Recalling Struggle for Civil Rights, Democrats Battle for Black Votes
By JEFF ZELENY
Published: March 4, 2007
WASHINGTON, March 3 — Representative John Lewis, whose political career grew out of the civil rights movement, had longed for the day he could vote for someone that he believed could become the nation’s first black president. So when Senator Barack Obama entered the race, he was on the cusp of declaring his support.
Until Bill Clinton called.
Now, Mr. Lewis said, he is agonizing over whether to choose Mr. Obama, whom he once described as “the future of the Democratic Party,” or Senator Hillary Rodham Clinton.
“One day I lean one way, the next day I lean another way,” said Mr. Lewis, Democrat of Georgia. “Sometimes, you have to have what I call an executive session with yourself, a come-to-Jesus meeting, and somehow, some way we will all have to make a decision.”

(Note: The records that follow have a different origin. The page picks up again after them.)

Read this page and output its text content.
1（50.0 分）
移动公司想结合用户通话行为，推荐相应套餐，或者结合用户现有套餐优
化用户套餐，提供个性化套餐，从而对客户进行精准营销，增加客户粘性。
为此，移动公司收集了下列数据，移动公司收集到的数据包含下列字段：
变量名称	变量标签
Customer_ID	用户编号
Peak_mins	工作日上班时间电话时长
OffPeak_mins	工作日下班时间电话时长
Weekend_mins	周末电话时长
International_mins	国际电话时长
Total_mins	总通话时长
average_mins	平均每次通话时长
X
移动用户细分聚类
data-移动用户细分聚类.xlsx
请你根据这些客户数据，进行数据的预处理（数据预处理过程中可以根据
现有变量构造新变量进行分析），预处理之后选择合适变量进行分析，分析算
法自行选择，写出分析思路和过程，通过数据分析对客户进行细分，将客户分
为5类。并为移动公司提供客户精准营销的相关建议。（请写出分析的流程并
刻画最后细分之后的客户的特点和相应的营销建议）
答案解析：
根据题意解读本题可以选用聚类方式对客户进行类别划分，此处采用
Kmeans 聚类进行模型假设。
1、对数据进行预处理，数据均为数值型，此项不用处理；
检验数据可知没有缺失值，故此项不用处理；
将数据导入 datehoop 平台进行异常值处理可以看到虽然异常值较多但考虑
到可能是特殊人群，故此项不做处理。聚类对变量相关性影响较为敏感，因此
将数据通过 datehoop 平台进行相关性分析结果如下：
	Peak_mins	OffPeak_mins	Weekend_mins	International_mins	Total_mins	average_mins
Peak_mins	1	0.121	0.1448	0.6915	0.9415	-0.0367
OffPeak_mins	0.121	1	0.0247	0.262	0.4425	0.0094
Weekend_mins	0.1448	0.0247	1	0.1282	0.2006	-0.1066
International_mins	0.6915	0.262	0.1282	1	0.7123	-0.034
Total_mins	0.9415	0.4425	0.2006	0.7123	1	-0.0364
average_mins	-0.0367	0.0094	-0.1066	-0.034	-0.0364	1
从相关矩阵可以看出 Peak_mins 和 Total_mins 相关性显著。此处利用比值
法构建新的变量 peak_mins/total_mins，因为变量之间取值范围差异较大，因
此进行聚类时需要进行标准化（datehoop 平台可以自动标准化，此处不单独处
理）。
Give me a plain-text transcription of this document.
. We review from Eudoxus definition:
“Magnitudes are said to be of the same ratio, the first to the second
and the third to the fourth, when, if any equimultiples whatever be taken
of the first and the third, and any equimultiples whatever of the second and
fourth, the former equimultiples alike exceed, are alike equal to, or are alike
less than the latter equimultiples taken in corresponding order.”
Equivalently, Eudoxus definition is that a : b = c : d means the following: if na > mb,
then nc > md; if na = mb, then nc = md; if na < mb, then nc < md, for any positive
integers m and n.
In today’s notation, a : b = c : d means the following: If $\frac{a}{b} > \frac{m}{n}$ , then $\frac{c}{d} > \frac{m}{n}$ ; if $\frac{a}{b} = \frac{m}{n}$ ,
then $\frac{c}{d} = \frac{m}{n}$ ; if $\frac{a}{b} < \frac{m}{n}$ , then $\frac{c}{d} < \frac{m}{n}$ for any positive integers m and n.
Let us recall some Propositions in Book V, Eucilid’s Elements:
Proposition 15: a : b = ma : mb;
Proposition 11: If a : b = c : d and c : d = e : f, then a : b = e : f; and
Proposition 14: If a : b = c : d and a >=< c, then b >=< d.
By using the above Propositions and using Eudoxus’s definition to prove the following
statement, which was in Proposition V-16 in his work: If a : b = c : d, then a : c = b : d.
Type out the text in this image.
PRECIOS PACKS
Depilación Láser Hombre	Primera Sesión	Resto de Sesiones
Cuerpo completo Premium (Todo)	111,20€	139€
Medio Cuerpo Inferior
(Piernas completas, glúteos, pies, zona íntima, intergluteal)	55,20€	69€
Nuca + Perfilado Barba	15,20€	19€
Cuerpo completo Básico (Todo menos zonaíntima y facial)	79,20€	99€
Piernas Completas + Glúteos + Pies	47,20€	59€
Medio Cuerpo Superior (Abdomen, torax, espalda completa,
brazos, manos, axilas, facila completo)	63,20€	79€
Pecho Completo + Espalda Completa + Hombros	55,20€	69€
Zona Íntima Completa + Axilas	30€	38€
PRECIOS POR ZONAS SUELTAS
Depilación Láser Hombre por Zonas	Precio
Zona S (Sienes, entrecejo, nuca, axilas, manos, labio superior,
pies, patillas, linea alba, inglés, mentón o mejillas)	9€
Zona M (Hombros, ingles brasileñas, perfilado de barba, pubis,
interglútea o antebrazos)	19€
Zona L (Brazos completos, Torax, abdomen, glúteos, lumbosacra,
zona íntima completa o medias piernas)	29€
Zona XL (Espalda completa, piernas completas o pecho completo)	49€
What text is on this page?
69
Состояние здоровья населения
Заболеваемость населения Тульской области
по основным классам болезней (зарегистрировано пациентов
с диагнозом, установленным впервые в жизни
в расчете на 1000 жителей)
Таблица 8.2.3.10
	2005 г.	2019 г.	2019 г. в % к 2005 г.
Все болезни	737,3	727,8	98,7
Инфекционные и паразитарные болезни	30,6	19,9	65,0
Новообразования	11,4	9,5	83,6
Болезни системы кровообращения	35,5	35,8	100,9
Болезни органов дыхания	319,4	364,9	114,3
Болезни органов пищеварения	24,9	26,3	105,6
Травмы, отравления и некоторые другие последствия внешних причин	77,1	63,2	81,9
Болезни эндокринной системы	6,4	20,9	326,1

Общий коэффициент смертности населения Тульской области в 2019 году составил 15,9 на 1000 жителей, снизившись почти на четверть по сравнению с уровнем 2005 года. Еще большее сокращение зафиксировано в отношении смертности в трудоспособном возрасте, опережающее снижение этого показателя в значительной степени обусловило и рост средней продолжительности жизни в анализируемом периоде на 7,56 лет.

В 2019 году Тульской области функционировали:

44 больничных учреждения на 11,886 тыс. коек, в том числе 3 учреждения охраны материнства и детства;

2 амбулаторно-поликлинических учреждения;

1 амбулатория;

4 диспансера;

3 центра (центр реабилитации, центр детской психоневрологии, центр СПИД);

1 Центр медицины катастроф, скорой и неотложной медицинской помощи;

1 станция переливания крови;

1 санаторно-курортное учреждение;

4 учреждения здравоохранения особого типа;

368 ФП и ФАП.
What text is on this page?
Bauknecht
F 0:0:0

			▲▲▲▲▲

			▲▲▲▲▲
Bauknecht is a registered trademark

In the opening stretch of the 2008 Democratic presidential contest, Mrs. Clinton, Mr. Obama and John Edwards, the former North Carolina senator, are embroiled in what party officials believe is one of the most competitive scrambles for black supporters since the Voting Rights Act was passed four decades ago. The chief rivals will be in Alabama on Sunday when the Clintons and Mr. Obama commemorate the 42nd anniversary of Bloody Sunday, when hundreds of activists — Mr. Lewis among them — crossed the Edmund Pettus Bridge during a civil rights march from Selma to Montgomery.